Le Gouvernement a récemment rappelé que le dispositif de retraite progressive applicable aux fonctionnaires s’inscrit dans une logique d’harmonisation avec les règles déjà en vigueur dans le secteur privé, notamment concernant l’interdiction de cumul avec certains mécanismes de préretraite.
Introduite par la loi du 14 avril 2023 de financement rectificative de la sécurité sociale pour 2023, la retraite progressive a été étendue aux agents des trois versants de la fonction publique : fonction publique d’État, territoriale et hospitalière. Ce dispositif permet aux agents de réduire leur activité professionnelle tout en percevant une fraction de leur pension de retraite.
Les conditions d’accès à la retraite progressive
Pour bénéficier de la retraite progressive, les fonctionnaires doivent remplir plusieurs conditions :
- justifier d’une durée d’assurance minimale de 150 trimestres ;
- exercer leurs fonctions à temps partiel ;
- obtenir une autorisation de travail à temps partiel de leur administration.

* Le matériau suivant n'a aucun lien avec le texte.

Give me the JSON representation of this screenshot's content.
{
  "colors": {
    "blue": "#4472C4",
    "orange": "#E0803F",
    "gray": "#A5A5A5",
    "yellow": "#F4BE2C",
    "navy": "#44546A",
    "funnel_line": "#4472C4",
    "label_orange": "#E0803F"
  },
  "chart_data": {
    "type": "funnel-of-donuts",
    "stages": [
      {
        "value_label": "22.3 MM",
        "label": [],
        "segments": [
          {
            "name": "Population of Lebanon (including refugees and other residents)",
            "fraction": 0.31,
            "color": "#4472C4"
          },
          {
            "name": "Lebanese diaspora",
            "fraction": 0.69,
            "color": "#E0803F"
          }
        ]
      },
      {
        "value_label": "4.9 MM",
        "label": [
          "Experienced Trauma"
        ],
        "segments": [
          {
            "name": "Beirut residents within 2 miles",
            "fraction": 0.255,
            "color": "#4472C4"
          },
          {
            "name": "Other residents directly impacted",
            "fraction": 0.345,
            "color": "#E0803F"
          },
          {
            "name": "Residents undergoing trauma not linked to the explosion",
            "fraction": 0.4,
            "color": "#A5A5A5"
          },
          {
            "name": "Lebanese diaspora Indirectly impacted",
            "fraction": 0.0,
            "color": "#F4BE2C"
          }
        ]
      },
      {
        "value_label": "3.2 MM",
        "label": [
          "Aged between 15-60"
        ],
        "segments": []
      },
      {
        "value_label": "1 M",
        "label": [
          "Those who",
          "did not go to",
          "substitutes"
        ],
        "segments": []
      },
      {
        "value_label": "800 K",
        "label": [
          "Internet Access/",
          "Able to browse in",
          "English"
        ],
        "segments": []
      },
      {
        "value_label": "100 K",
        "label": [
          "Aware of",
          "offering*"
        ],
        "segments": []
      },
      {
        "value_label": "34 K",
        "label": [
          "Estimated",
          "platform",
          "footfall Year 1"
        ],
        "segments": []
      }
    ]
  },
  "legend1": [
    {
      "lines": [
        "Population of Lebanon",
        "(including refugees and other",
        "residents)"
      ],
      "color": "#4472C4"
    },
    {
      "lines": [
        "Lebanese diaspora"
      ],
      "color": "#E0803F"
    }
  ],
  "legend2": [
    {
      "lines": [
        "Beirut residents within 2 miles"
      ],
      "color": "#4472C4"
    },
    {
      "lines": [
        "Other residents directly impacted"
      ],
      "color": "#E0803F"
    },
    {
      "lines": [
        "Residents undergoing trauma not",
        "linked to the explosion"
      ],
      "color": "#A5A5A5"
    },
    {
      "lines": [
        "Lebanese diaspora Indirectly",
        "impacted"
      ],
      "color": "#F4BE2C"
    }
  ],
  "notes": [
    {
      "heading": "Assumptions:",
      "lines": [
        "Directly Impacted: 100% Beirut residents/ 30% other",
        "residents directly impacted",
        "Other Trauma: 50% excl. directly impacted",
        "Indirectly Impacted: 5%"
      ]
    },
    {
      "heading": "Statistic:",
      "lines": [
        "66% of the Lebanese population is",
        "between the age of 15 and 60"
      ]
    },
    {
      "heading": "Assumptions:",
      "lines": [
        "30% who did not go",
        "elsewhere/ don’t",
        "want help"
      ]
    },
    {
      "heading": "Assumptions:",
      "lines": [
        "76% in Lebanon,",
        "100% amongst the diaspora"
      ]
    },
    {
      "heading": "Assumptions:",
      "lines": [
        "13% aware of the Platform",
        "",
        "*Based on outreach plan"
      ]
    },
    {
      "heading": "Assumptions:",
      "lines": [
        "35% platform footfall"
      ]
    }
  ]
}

Le dispositif vise ainsi à accompagner une transition progressive entre activité professionnelle et départ définitif à la retraite.
Un âge d’accès abaissé à 60 ans dès septembre 2025
La réponse ministérielle précise également qu’à compter du 1er septembre 2025, l’âge minimal d’accès à la retraite progressive est abaissé à 60 ans.
Dans la fonction publique, ce mécanisme est accessible à partir de l’âge légal de départ à la retraite applicable aux agents de catégorie sédentaire, diminué de deux ans.
Cette évolution s’inscrit dans la volonté du législateur de favoriser des fins de carrière plus souples et mieux adaptées aux situations individuelles des agents publics.
Impossible de cumuler retraite progressive et préretraite
La retraite progressive des fonctionnaires ne peut pas être cumulée avec les dispositifs de préretraite mis en place dans certaines entreprises du secteur privé.
Cette règle existe également dans le régime général des salariés. Elle répond à un objectif de cohérence et vise à éviter une double compensation de la perte de revenus liée à la réduction du temps de travail.
Référence
Assemblée nationale, réponse ministérielle n° 3180, publiée le 14 avril 2026.